Esplins Law Report in July 2016 contained an article by Stephen Rush regarding the new non-resident withholding tax regime. The regime, in short, provided that whenever a purchaser buys property in Australia for a price of $2 million or more the purchaser must withhold 10% of the purchase price on settlement and immediately pay it to the Australian Taxation Office unless the vendor produces a clearance certificate. The amount of $2 million was set in place by the Australian Government so that the majority of transactions would be excluded from the regime (i.e. everyday Australians buying property in Australia). However, from 1 July 2017 the amount of $2 million will reduce to $750,000 which means that the majority transactions, especially in New South Wales, will be subject to the regime. Additionally, the percentage to be withheld by a purchaser has increased from 10% to 12.5%.

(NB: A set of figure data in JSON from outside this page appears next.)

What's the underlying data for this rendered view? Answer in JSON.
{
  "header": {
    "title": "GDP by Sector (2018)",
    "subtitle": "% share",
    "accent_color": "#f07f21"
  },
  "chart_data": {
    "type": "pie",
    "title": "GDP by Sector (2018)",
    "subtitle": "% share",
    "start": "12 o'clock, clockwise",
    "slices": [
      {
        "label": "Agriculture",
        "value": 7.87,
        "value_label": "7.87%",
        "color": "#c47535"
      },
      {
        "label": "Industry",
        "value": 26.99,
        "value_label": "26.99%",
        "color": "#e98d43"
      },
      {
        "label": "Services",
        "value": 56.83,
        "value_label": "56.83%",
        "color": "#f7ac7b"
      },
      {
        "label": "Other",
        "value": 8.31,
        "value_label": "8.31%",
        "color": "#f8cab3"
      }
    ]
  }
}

In addition to the non-resident withholding tax regime, clients should be aware that from 1 July 2018 purchases of newly constructed residential properties or new subdivisions will be required to remit the GST payable as part of the purchase price directly to the Australian Tax Office at the time of settlement rather than to the vendor/developer. Currently, GST is included in the purchase price and it is the vendor/developer who remits GST to the Australian Tax Office. However, some developers are failing to remit the GST (despite having claimed GST credits on their construction costs).
Once the legislation has been drafted we will be able to advise what exactly this means for our developer clients and our clients purchasing property off the plan.